# www.goowy.com - next generation email service



## saipothuri (Aug 13, 2006)

Did you hear about www.goowy.com? 
Then jsut goowy.com and find yourself in the web of latest technology. 

goowy.com is a personal email service webtop that is built on the latest FLASH TECHNOLGY and i have no words for the goowy features. 

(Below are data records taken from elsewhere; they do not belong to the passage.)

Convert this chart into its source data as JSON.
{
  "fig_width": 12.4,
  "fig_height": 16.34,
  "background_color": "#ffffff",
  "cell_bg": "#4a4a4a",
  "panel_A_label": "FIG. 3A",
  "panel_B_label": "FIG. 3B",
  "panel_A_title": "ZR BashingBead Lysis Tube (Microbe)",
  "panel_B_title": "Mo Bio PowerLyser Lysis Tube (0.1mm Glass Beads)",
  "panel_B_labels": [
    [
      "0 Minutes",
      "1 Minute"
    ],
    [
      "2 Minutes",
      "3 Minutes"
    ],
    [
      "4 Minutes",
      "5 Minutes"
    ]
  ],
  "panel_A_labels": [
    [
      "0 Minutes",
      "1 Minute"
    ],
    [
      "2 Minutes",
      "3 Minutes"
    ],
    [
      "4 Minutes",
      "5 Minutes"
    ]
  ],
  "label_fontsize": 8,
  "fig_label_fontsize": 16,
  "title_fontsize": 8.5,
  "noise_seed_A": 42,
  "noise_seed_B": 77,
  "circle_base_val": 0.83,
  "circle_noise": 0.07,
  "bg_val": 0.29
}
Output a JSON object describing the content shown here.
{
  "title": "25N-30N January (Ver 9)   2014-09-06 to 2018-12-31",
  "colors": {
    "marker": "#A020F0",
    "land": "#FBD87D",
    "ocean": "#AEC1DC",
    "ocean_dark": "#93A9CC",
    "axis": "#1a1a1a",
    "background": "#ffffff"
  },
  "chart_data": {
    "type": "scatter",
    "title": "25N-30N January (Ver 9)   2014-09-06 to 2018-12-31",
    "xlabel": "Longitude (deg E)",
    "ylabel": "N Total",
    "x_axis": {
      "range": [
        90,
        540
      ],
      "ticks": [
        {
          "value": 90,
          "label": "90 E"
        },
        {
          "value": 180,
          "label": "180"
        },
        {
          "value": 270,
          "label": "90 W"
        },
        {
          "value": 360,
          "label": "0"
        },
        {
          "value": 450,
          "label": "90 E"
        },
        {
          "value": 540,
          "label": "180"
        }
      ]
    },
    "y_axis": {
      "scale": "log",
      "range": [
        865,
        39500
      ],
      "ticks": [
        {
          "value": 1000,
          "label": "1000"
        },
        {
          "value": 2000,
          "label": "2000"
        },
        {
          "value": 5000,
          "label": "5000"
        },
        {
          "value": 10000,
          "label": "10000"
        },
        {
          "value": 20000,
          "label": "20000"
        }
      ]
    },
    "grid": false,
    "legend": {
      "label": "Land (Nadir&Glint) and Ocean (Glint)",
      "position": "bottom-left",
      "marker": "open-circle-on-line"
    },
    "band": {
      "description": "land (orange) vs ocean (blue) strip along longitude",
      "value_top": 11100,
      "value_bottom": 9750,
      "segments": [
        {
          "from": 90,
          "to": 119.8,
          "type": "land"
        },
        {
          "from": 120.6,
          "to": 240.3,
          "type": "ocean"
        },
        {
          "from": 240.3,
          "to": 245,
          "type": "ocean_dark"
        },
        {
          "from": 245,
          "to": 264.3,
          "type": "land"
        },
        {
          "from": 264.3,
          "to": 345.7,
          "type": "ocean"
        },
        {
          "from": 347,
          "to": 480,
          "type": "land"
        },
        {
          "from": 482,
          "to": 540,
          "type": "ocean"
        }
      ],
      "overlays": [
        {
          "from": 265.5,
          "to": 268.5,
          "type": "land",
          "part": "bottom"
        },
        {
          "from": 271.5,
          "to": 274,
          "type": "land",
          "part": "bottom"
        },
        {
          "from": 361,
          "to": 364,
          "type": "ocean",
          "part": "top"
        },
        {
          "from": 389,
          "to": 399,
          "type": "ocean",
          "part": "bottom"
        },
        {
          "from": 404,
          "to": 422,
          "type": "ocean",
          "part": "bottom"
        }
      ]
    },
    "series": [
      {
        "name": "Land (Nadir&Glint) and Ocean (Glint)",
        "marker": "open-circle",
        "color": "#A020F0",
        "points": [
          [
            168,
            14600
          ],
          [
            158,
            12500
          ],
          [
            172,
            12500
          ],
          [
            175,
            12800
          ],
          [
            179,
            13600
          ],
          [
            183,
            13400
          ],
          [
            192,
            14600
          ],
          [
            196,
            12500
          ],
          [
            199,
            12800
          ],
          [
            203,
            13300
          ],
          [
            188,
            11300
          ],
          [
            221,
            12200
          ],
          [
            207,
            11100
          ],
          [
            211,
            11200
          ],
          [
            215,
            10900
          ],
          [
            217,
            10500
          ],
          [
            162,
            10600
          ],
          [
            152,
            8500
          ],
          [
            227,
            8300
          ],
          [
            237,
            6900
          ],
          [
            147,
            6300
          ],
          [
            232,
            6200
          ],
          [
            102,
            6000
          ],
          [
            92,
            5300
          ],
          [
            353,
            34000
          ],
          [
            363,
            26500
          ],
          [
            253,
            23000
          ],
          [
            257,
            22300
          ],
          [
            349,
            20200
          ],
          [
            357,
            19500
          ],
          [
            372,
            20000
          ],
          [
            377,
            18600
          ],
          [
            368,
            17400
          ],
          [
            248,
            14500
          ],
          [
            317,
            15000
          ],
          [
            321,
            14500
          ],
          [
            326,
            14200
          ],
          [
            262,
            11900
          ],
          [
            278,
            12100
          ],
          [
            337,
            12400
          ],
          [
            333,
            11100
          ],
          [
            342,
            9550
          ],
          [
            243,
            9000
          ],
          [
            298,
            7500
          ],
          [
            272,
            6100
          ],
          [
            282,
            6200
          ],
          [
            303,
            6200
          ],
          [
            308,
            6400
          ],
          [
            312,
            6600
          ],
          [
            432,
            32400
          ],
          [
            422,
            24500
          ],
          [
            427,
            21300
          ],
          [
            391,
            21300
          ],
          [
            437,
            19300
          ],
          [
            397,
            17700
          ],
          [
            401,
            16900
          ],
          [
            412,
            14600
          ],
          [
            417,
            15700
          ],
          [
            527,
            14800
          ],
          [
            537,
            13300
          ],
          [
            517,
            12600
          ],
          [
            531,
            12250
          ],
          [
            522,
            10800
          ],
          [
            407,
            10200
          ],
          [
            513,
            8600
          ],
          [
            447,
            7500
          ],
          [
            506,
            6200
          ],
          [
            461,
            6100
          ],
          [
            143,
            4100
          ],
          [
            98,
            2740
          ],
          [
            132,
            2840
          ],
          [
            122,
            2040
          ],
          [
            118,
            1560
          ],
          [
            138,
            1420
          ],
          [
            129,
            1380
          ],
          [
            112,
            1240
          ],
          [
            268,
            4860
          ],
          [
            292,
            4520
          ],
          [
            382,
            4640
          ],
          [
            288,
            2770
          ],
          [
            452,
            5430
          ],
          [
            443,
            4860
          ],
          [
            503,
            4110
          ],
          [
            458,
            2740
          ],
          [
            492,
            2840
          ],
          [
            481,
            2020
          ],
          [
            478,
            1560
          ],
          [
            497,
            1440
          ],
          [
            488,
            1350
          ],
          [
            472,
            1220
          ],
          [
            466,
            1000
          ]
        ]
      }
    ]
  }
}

Email, IM, Storage with a media player to hear songs and lot more.


----------



## sabret00the (Sep 1, 2006)

wat's this?


----------



## deepak.krishnan (Sep 1, 2006)

Thanks yaar. The site is great. I have created my account!


----------



## adit_sen (Sep 1, 2006)

@saipothuri....I see that ur quite new to posting here. This has already been posted about before. Do you the search next time before posting something new to avoid a repost.

Cheers
Aditya


----------



## Third Eye (Sep 1, 2006)

goowy is crap...


----------



## Pathik (Sep 1, 2006)

old crap..... to be precise


----------



## ravi_9793 (Sep 1, 2006)

yeah..goowy.com is gud.
but this is allready posted in digit forum....n i myself use this often.
one think which i like abt this is messenger like meebo.com.

these messenger r safe than usual messengers.


----------



## Maverick340 (Sep 1, 2006)

Pretty nice . Gnome like interface . give a feel of webOS . very high bandwidth consumtion however . I am happy with gmail


----------



## hanwant (Sep 2, 2006)

Too slow..heavy bandwidth coNsumption...Not suitable for email purposes

Happy with my GMAIL


----------